Again, John Cassavetes has made a film that enlightens us with the benefits of character improvisations and the need to enjoy the simpler moments of life. However, this time, the film falls into a childishness—particularly in the bar scene with the singing contest—that ultimately pulls the film into the disappointment zone. While this scene is improvised, the three men harass one particular female who is trying to sing. Without direction, these men direct this woman on screen. A very interesting moment indeed.
This films certainly fits into Cassavetes’ style. Once again, like Shadows, the camera is often needing to find the talents to place them into frame. While the three are screwing around on the streets of Manhattan like Shadows, the camera is off in the distance, honing in on the subtlety of the moment.
In terms of the improvisation in Husbands, it fails this time. The three actors are always unrealistically trying to upstage each other, to turn the notch up. However, the actual characterizations are perfect, as we certainly can understand that these men are unhappy with the way their lives may have turned out. If anything, Cassavetes has revealed a particular truth that has crawled across the middle-class. The desperation and emptiness that the American Dream truly offers.
The second portion of this film is very much too long, even for the cinéma vérité stylization. This second portion shows the three men appearing to be looking for the passion and love that they may have lost within their own homes in American suburbia. Yet, they appear to be filled with guilt when they attempt to have affairs with the women they pick up in London, all fail miserably.

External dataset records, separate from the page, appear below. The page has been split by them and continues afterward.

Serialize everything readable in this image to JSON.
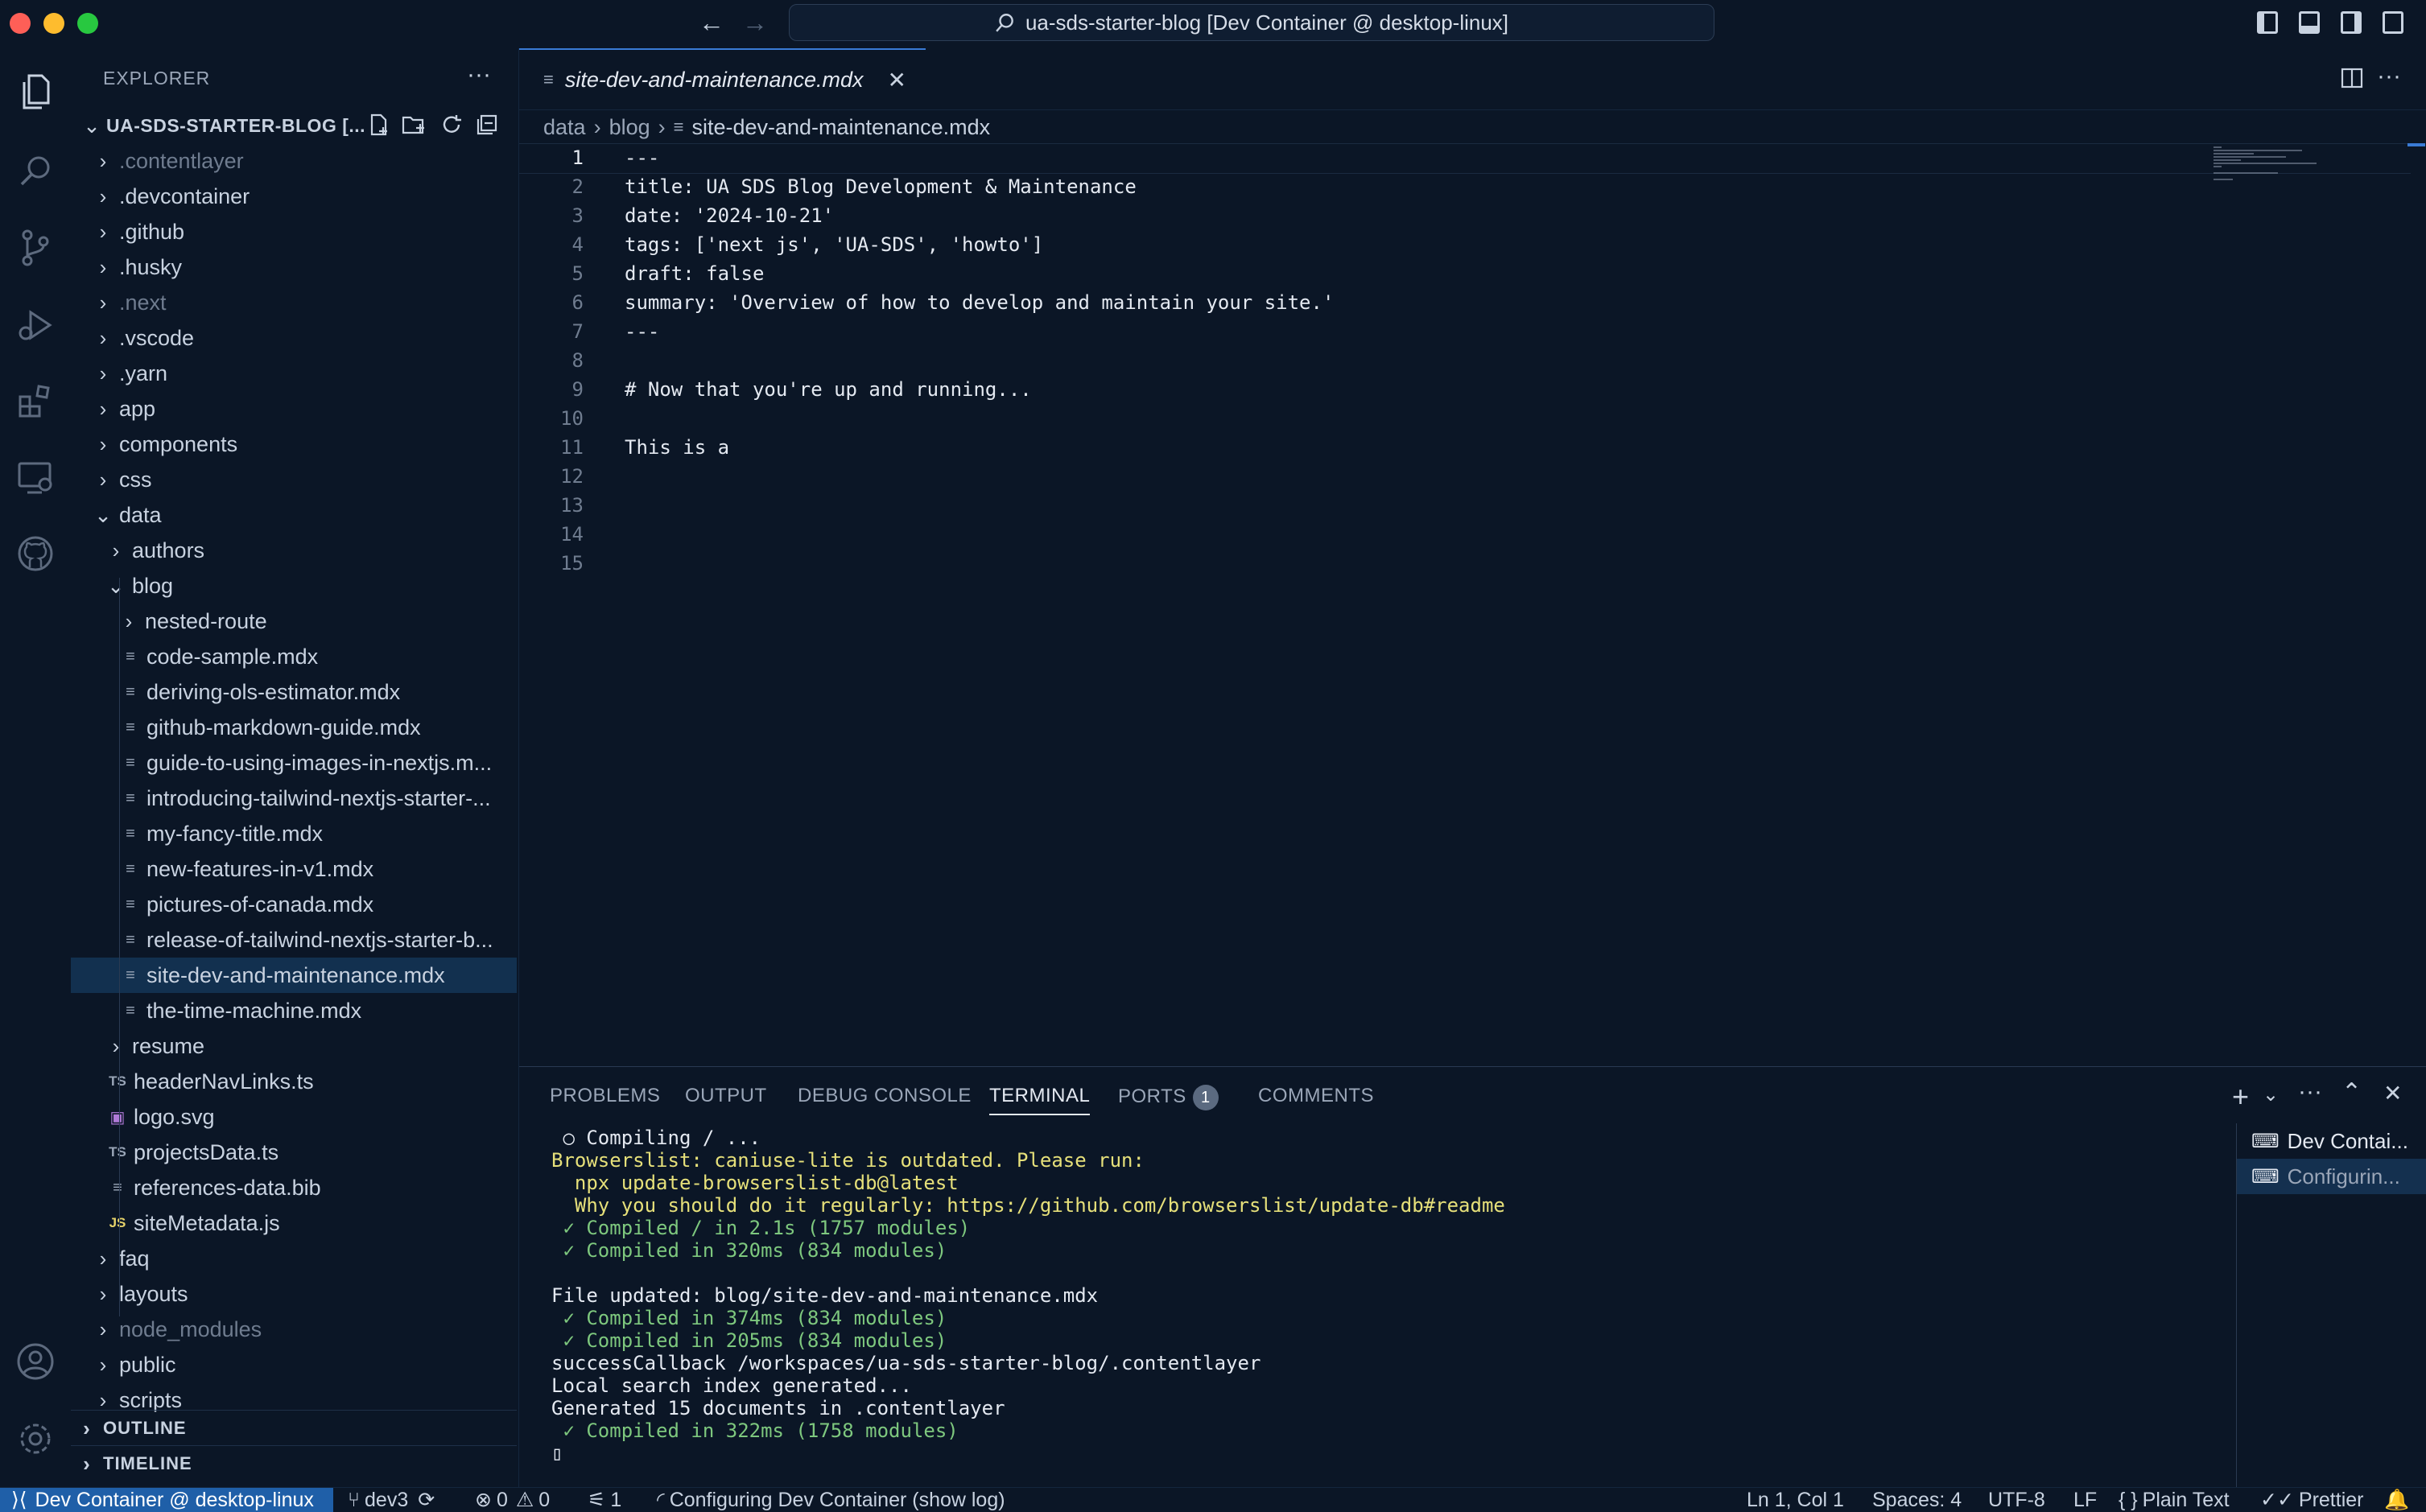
{
  "window": {
    "title": "ua-sds-starter-blog [Dev Container @ desktop-linux]",
    "traffic_colors": [
      "#fe5f57",
      "#febc2e",
      "#28c840"
    ]
  },
  "explorer": {
    "title": "EXPLORER",
    "more_label": "···",
    "root_label": "UA-SDS-STARTER-BLOG [...",
    "rows": [
      {
        "label": ".contentlayer",
        "kind": "folder",
        "depth": 0,
        "open": false,
        "dim": true,
        "icon": ""
      },
      {
        "label": ".devcontainer",
        "kind": "folder",
        "depth": 0,
        "open": false,
        "dim": false,
        "icon": ""
      },
      {
        "label": ".github",
        "kind": "folder",
        "depth": 0,
        "open": false,
        "dim": false,
        "icon": ""
      },
      {
        "label": ".husky",
        "kind": "folder",
        "depth": 0,
        "open": false,
        "dim": false,
        "icon": ""
      },
      {
        "label": ".next",
        "kind": "folder",
        "depth": 0,
        "open": false,
        "dim": true,
        "icon": ""
      },
      {
        "label": ".vscode",
        "kind": "folder",
        "depth": 0,
        "open": false,
        "dim": false,
        "icon": ""
      },
      {
        "label": ".yarn",
        "kind": "folder",
        "depth": 0,
        "open": false,
        "dim": false,
        "icon": ""
      },
      {
        "label": "app",
        "kind": "folder",
        "depth": 0,
        "open": false,
        "dim": false,
        "icon": ""
      },
      {
        "label": "components",
        "kind": "folder",
        "depth": 0,
        "open": false,
        "dim": false,
        "icon": ""
      },
      {
        "label": "css",
        "kind": "folder",
        "depth": 0,
        "open": false,
        "dim": false,
        "icon": ""
      },
      {
        "label": "data",
        "kind": "folder",
        "depth": 0,
        "open": true,
        "dim": false,
        "icon": ""
      },
      {
        "label": "authors",
        "kind": "folder",
        "depth": 1,
        "open": false,
        "dim": false,
        "icon": ""
      },
      {
        "label": "blog",
        "kind": "folder",
        "depth": 1,
        "open": true,
        "dim": false,
        "icon": ""
      },
      {
        "label": "nested-route",
        "kind": "folder",
        "depth": 2,
        "open": false,
        "dim": false,
        "icon": ""
      },
      {
        "label": "code-sample.mdx",
        "kind": "file",
        "depth": 2,
        "dim": false,
        "icon": "≡"
      },
      {
        "label": "deriving-ols-estimator.mdx",
        "kind": "file",
        "depth": 2,
        "dim": false,
        "icon": "≡"
      },
      {
        "label": "github-markdown-guide.mdx",
        "kind": "file",
        "depth": 2,
        "dim": false,
        "icon": "≡"
      },
      {
        "label": "guide-to-using-images-in-nextjs.m...",
        "kind": "file",
        "depth": 2,
        "dim": false,
        "icon": "≡"
      },
      {
        "label": "introducing-tailwind-nextjs-starter-...",
        "kind": "file",
        "depth": 2,
        "dim": false,
        "icon": "≡"
      },
      {
        "label": "my-fancy-title.mdx",
        "kind": "file",
        "depth": 2,
        "dim": false,
        "icon": "≡"
      },
      {
        "label": "new-features-in-v1.mdx",
        "kind": "file",
        "depth": 2,
        "dim": false,
        "icon": "≡"
      },
      {
        "label": "pictures-of-canada.mdx",
        "kind": "file",
        "depth": 2,
        "dim": false,
        "icon": "≡"
      },
      {
        "label": "release-of-tailwind-nextjs-starter-b...",
        "kind": "file",
        "depth": 2,
        "dim": false,
        "icon": "≡"
      },
      {
        "label": "site-dev-and-maintenance.mdx",
        "kind": "file",
        "depth": 2,
        "dim": false,
        "icon": "≡",
        "selected": true
      },
      {
        "label": "the-time-machine.mdx",
        "kind": "file",
        "depth": 2,
        "dim": false,
        "icon": "≡"
      },
      {
        "label": "resume",
        "kind": "folder",
        "depth": 1,
        "open": false,
        "dim": false,
        "icon": ""
      },
      {
        "label": "headerNavLinks.ts",
        "kind": "file",
        "depth": 1,
        "dim": false,
        "icon": "TS"
      },
      {
        "label": "logo.svg",
        "kind": "file",
        "depth": 1,
        "dim": false,
        "icon": "▣"
      },
      {
        "label": "projectsData.ts",
        "kind": "file",
        "depth": 1,
        "dim": false,
        "icon": "TS"
      },
      {
        "label": "references-data.bib",
        "kind": "file",
        "depth": 1,
        "dim": false,
        "icon": "≡"
      },
      {
        "label": "siteMetadata.js",
        "kind": "file",
        "depth": 1,
        "dim": false,
        "icon": "JS"
      },
      {
        "label": "faq",
        "kind": "folder",
        "depth": 0,
        "open": false,
        "dim": false,
        "icon": ""
      },
      {
        "label": "layouts",
        "kind": "folder",
        "depth": 0,
        "open": false,
        "dim": false,
        "icon": ""
      },
      {
        "label": "node_modules",
        "kind": "folder",
        "depth": 0,
        "open": false,
        "dim": true,
        "icon": ""
      },
      {
        "label": "public",
        "kind": "folder",
        "depth": 0,
        "open": false,
        "dim": false,
        "icon": ""
      },
      {
        "label": "scripts",
        "kind": "folder",
        "depth": 0,
        "open": false,
        "dim": false,
        "icon": ""
      }
    ],
    "outline_label": "OUTLINE",
    "timeline_label": "TIMELINE"
  },
  "editor": {
    "tab_label": "site-dev-and-maintenance.mdx",
    "breadcrumb": [
      "data",
      "blog",
      "site-dev-and-maintenance.mdx"
    ],
    "lines": [
      "---",
      "title: UA SDS Blog Development & Maintenance",
      "date: '2024-10-21'",
      "tags: ['next js', 'UA-SDS', 'howto']",
      "draft: false",
      "summary: 'Overview of how to develop and maintain your site.'",
      "---",
      "",
      "# Now that you're up and running...",
      "",
      "This is a",
      "",
      "",
      "",
      ""
    ],
    "current_line": 1
  },
  "panel": {
    "tabs": [
      {
        "label": "PROBLEMS",
        "active": false
      },
      {
        "label": "OUTPUT",
        "active": false
      },
      {
        "label": "DEBUG CONSOLE",
        "active": false
      },
      {
        "label": "TERMINAL",
        "active": true
      },
      {
        "label": "PORTS",
        "active": false,
        "badge": "1"
      },
      {
        "label": "COMMENTS",
        "active": false
      }
    ],
    "terminal_lines": [
      {
        "text": " ○ Compiling / ...",
        "style": ""
      },
      {
        "text": "Browserslist: caniuse-lite is outdated. Please run:",
        "style": "y"
      },
      {
        "text": "  npx update-browserslist-db@latest",
        "style": "y"
      },
      {
        "text": "  Why you should do it regularly: https://github.com/browserslist/update-db#readme",
        "style": "y"
      },
      {
        "text": " ✓ Compiled / in 2.1s (1757 modules)",
        "style": "g"
      },
      {
        "text": " ✓ Compiled in 320ms (834 modules)",
        "style": "g"
      },
      {
        "text": "",
        "style": ""
      },
      {
        "text": "File updated: blog/site-dev-and-maintenance.mdx",
        "style": ""
      },
      {
        "text": " ✓ Compiled in 374ms (834 modules)",
        "style": "g"
      },
      {
        "text": " ✓ Compiled in 205ms (834 modules)",
        "style": "g"
      },
      {
        "text": "successCallback /workspaces/ua-sds-starter-blog/.contentlayer",
        "style": ""
      },
      {
        "text": "Local search index generated...",
        "style": ""
      },
      {
        "text": "Generated 15 documents in .contentlayer",
        "style": ""
      },
      {
        "text": " ✓ Compiled in 322ms (1758 modules)",
        "style": "g"
      },
      {
        "text": "▯",
        "style": ""
      }
    ],
    "terminals": [
      {
        "label": "Dev Contai...",
        "selected": false
      },
      {
        "label": "Configurin...",
        "selected": true
      }
    ]
  },
  "status": {
    "remote": "Dev Container @ desktop-linux",
    "branch": "dev3",
    "errors": "0",
    "warnings": "0",
    "ports": "1",
    "task": "Configuring Dev Container (show log)",
    "position": "Ln 1, Col 1",
    "spaces": "Spaces: 4",
    "encoding": "UTF-8",
    "eol": "LF",
    "language": "Plain Text",
    "formatter": "Prettier"
  }
}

The last scene with Gus returning home to see his daughter crying at his appearance, and his son exclaiming that Gus is in trouble with his wife. The film ends abruptly as the three are just about the turn the corner behind their home. I do love this ending. A part of me wishes it ended with a still, but the abruptness fairs well for the content.
Husbands continues Cassavetes’ style, however it is does not reach the level that his other films produce. The biggest issues regarding Husbands is the length. At over two hours this film draws out the truth discussed above. With a little shaved off the second portion of this film, Husbands could have been in a far superior form.